Of course only a fateful few ever reach the chopper, making their escape while the Predator and the Pred-Alien duke it out in a final showdown. The chopper escapes the the nuke blast, and the surviving characters live to see another sunrise. The film ends with a perplexing “cliffhanger,” where the evil corporate powers convene to ogle a Predator plasma cannon recovered from the site, which they plot to use in some kind of extraterrestrial campaign I’m guessing we’ll see in AVP 3, god willing.
It’s not entirely fair to review AVP-R according to any traditional standard of movie critiquing. As I said, it’s not so much a film as a collage of gruesome death scenes. In terms of slaughter no stone is left unturned, so to speak: men, women, children, law enforcement officials, horny teenagers, waitresses, the elderly, the homeless, newborn infants, (a lot of) pregnant ladies, Predators, Aliens, dogs—everybody buys it in this flick. And the deaths are not pretty. If someone ever bothers to tally the body count (nerds, looking at you,) it will be pretty hefty.
The filmmaking is good enough for the subject matter, as are the second-tier special effects, and the third-tier performances turned in by the wholly forgettable cast. But then, you probably shouldn’t expect character development and emotional resonance from people who are basically there to serve as panicked livestock.
The real stars of the film are the Aliens, the Predator, and the Pred-Alien. The directors of AVP-R, credited as “The Brothers Strause,” have their creepy-creatures looking up to par. They opt for animatronics for most of the Alien sequences, employing CGI far more sparingly than the original AVP did. Actor Ian Whyte, to his credit, somehow brings depth to the Predator; the lone hunter is by far the most compelling character to watch, despite having zero lines of dialogue.
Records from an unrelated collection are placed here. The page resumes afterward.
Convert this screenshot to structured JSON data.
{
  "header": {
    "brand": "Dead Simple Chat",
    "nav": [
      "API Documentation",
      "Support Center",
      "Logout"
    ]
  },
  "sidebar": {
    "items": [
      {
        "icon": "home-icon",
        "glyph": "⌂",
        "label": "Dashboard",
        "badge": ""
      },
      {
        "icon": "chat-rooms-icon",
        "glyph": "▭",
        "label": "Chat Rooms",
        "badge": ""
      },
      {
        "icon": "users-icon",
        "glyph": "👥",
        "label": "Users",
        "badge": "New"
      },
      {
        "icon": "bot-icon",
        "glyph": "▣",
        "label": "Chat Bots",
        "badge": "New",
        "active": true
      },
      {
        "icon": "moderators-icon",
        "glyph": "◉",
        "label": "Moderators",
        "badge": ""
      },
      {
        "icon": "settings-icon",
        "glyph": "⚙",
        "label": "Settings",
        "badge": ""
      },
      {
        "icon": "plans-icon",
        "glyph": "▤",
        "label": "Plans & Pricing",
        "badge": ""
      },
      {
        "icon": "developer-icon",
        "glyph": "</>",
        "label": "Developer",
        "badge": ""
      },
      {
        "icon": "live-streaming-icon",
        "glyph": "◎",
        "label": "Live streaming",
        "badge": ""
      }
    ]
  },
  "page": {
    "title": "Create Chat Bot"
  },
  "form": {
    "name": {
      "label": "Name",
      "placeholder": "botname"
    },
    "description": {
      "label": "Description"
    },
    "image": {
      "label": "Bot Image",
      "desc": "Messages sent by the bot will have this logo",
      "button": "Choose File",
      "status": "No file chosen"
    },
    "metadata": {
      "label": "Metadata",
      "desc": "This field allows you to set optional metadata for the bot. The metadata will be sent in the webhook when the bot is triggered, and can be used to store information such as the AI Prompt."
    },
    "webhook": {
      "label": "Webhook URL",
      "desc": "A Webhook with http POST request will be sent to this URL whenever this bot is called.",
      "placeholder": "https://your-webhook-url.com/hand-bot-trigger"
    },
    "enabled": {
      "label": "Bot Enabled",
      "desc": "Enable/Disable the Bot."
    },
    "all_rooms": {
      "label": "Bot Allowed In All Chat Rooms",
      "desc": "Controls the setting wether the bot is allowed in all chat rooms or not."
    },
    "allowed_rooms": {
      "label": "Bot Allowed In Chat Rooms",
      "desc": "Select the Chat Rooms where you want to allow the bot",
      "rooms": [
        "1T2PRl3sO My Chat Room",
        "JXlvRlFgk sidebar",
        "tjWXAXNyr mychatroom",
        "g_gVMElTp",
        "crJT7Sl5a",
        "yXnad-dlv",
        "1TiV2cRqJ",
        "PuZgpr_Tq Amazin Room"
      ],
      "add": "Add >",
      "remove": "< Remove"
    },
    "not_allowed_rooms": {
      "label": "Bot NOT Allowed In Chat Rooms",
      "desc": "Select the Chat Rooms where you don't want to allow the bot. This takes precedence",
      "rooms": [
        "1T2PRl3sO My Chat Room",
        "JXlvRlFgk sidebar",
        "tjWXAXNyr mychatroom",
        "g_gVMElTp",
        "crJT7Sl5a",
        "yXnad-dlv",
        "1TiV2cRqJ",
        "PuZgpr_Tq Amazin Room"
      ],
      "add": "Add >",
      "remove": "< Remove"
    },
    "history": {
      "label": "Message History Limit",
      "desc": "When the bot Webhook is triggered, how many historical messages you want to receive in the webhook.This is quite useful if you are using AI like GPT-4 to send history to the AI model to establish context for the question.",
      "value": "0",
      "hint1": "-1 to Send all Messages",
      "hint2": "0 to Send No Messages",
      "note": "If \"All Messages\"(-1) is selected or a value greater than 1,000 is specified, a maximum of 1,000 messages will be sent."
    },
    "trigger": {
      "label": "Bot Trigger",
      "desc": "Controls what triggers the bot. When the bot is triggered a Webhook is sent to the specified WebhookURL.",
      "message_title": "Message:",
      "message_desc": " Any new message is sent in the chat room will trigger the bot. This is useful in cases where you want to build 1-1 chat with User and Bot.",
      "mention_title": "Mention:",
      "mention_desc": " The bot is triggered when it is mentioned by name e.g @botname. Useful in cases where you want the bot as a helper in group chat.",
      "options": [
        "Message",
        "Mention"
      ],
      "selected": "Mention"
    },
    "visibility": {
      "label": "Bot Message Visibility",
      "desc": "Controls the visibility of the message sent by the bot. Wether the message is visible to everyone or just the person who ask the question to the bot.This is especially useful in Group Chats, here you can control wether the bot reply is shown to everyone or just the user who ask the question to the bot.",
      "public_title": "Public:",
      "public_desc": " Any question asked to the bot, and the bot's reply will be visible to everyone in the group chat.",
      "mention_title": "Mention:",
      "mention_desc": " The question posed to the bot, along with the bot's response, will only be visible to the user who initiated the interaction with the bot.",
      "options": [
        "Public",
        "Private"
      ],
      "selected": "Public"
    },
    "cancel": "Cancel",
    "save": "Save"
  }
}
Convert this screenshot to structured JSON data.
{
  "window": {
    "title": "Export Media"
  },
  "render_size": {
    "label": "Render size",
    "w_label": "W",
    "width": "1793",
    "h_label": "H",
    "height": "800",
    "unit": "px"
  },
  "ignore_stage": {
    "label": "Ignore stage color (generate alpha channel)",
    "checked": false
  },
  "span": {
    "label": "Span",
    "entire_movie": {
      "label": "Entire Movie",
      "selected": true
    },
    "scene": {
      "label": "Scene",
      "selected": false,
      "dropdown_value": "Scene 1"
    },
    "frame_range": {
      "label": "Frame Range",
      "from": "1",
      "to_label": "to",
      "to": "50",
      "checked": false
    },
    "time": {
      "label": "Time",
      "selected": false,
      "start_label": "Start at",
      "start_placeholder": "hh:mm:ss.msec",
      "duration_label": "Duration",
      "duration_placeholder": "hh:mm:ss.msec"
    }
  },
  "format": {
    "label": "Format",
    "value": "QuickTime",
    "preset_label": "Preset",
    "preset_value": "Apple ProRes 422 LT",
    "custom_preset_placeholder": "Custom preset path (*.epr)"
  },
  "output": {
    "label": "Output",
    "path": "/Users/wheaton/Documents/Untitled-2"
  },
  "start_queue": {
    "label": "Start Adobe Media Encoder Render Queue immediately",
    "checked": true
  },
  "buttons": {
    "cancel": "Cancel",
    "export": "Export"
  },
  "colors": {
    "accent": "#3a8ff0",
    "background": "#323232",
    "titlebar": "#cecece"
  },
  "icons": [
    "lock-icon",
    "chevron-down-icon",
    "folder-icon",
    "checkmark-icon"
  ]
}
Bottom line: the only people who ever go to see a movie like AVP-R are those who know, and desire, exactly what that sort of sci-fi creature-feature promises to deliver. The original AVP teased us with the showdown cult fans had been waiting years to see, only to pull the rug out from under us with a soft-boiled, over-plotted, mess of a film. AVP-R gets it right the second time around by keeping it simple: a whole lot of Aliens, one kick-ass Predator, and a whole lot of unlucky, overwhelmed, humans stuck in the middle. If that sounds like a good time to you, you won’t be disappointed with AVP-R.